Major public service restructure announced

by Chloe Taylor21 Jul 2015
Up to five layers of management will be discarded at some Commonwealth departments and agencies, according to The Canberra Times.

The changes will come as a part of the government’s newly released management manifesto, which was drawn up as a result of recommendations from Tony Shepherd’s commission of audit last year.

The Australian Public Service Commission (APSC) released its new management structure guide for federal agencies, which will affect around 160,000 employees.

According to the documents, the APSC is attempting to eradicate the public service’s “top heavy” system, and have given departments three years to overhaul their management methods.

Under the new framework, an employee’s higher classification will not automatically place them on a higher tier of management.

“A layer should not be viewed automatically as one job classification level reporting upwards to the next classification level,” the documents reportedly said.

Those who were managing fewer than seven workers would need to prove that their teams were working in complex or technical roles in order to maintain their management status.

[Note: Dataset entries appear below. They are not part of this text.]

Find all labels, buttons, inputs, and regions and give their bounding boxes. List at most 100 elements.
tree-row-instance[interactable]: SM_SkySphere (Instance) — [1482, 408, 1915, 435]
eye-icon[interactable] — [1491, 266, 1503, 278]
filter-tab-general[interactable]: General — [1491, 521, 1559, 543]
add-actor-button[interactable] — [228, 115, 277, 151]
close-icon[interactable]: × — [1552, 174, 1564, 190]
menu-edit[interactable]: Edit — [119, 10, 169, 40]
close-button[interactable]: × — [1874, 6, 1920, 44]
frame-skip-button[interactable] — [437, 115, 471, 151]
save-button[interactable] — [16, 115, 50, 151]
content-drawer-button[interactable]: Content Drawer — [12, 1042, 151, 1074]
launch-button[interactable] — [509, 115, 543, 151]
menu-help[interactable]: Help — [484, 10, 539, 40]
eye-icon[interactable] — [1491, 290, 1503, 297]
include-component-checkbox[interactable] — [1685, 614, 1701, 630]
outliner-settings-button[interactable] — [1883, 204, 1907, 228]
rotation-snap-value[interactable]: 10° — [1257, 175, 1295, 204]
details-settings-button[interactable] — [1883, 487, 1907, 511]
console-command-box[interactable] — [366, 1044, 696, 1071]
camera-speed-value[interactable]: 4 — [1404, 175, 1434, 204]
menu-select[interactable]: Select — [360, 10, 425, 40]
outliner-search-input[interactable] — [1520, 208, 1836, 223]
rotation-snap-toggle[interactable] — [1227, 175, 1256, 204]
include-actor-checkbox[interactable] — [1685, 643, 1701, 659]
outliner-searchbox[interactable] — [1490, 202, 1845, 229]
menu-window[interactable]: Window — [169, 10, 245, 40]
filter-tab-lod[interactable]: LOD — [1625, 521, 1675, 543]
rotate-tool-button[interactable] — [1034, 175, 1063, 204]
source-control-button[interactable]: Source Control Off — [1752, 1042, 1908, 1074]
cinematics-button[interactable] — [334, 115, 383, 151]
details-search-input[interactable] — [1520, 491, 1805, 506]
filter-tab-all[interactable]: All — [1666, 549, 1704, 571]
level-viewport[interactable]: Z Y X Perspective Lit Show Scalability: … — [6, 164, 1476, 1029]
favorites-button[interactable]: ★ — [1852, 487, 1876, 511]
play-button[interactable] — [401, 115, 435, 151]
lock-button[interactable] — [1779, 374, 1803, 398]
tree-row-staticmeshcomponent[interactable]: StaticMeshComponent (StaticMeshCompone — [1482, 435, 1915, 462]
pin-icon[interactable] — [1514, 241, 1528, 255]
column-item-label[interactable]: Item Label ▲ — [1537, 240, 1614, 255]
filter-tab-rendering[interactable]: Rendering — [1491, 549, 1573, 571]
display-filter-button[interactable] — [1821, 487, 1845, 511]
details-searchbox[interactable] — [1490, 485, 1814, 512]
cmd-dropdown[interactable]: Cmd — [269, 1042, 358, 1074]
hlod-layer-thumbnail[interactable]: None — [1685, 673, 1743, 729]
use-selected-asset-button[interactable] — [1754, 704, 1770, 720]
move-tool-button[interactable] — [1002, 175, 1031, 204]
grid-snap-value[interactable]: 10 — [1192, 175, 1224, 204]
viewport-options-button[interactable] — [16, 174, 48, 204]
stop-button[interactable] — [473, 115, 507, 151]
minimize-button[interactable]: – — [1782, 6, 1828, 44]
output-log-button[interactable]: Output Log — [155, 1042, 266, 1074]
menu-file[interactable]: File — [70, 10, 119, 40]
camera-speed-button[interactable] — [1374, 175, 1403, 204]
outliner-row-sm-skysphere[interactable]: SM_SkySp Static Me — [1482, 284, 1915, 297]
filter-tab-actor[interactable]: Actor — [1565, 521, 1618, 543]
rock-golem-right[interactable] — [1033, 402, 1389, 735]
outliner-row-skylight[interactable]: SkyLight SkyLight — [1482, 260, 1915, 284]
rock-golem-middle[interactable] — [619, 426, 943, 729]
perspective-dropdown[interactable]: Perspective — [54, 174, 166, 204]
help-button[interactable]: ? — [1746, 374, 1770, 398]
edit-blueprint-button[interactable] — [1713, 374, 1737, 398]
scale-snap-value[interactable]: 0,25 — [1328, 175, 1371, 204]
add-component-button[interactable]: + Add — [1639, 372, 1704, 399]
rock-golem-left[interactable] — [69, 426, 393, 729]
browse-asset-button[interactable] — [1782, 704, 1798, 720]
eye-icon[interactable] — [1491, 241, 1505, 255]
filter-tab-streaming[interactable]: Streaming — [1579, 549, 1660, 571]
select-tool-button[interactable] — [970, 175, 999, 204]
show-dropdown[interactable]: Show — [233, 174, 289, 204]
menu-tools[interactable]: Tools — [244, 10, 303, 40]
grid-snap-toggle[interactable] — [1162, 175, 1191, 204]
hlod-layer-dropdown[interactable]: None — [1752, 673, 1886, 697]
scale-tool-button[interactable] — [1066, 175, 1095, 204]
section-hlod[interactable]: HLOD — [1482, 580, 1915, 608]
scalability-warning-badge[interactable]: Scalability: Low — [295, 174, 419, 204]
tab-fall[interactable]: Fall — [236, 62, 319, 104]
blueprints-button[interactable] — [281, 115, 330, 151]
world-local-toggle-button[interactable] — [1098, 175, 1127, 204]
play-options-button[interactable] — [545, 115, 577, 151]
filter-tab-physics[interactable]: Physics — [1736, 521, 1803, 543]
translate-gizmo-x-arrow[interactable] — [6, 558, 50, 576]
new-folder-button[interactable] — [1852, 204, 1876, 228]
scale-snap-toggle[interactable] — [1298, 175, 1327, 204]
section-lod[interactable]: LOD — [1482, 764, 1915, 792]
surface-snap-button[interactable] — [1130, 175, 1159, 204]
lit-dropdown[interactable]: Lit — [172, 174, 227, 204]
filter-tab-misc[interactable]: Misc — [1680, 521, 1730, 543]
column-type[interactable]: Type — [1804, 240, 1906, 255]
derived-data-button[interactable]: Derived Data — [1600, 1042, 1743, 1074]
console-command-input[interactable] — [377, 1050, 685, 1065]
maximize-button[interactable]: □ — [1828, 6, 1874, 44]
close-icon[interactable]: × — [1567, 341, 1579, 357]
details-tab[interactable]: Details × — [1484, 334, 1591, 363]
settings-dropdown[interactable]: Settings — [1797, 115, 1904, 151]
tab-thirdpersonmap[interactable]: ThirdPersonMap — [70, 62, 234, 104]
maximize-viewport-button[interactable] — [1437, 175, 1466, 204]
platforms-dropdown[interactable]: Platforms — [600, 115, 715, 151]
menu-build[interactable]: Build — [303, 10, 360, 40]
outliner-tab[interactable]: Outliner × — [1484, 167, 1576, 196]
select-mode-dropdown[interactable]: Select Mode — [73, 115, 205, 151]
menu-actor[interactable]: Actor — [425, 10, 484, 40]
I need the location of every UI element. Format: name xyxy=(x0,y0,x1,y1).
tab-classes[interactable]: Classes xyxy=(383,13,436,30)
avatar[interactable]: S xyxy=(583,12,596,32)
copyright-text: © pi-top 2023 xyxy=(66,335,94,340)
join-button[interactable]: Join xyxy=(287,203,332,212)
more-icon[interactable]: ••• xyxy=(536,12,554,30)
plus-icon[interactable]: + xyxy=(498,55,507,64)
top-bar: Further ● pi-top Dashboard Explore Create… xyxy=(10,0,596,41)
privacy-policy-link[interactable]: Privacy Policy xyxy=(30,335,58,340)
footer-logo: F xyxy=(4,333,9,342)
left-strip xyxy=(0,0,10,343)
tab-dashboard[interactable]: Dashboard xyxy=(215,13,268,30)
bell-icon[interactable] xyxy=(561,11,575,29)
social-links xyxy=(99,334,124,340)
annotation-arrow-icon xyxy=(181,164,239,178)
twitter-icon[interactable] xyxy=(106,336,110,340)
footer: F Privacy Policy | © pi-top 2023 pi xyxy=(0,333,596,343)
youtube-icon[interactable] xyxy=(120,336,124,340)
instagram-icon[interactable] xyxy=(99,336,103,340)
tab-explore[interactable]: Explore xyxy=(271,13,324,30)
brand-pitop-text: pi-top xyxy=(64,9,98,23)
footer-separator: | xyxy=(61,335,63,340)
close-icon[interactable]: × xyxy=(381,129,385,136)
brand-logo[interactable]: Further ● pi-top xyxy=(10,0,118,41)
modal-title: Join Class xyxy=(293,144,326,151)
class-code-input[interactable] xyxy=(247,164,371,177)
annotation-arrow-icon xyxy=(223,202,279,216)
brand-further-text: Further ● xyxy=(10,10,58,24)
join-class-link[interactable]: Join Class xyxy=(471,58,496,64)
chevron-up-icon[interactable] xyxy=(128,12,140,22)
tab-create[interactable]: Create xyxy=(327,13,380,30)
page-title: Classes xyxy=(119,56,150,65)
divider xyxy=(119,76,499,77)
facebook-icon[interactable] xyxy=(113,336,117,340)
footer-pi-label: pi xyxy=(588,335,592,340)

According to The Times, the number of management layer within agencies was “ideally” between five and seven.

This will affect some employers within the APS more than others – for example, the Department of Defence has been known to have up to twelve management tiers.

The APSC guide was devised by a team of deputy secretaries, who were instructed to focus on “efficiency”, but it was made clear that there was no one-size-fits-all approach.

It was also suggested that management layers could be condensed so that managers “may have a number of direct reports… all in one layer”.

Agencies have been given until 2018 to conduct self-assessments and develop a management plan – but the APSC expressed some concern around managers given more staff to control.

“Increased numbers of direct reports require increased management capabilities and increased management functions for managers,” the guide said. “Agencies that do not develop this capability and account for this change could jeopardise the sustainability of revised structures and limit the benefits of change.”

It was also noted that management restructures should not be designed solely for financial savings.

“Overly complex management structures are expensive, but the imperative to change is not cost,” the guide continued.

Departments should instead be striving for “improved decision making, accountability and communication”, as well as “maximised resource use, encouraging innovation and supporting capacity for change”.

“More direct reports and fewer layers can improve accountability,” the guide said. “This can lead to improved decision making and faster business response times.”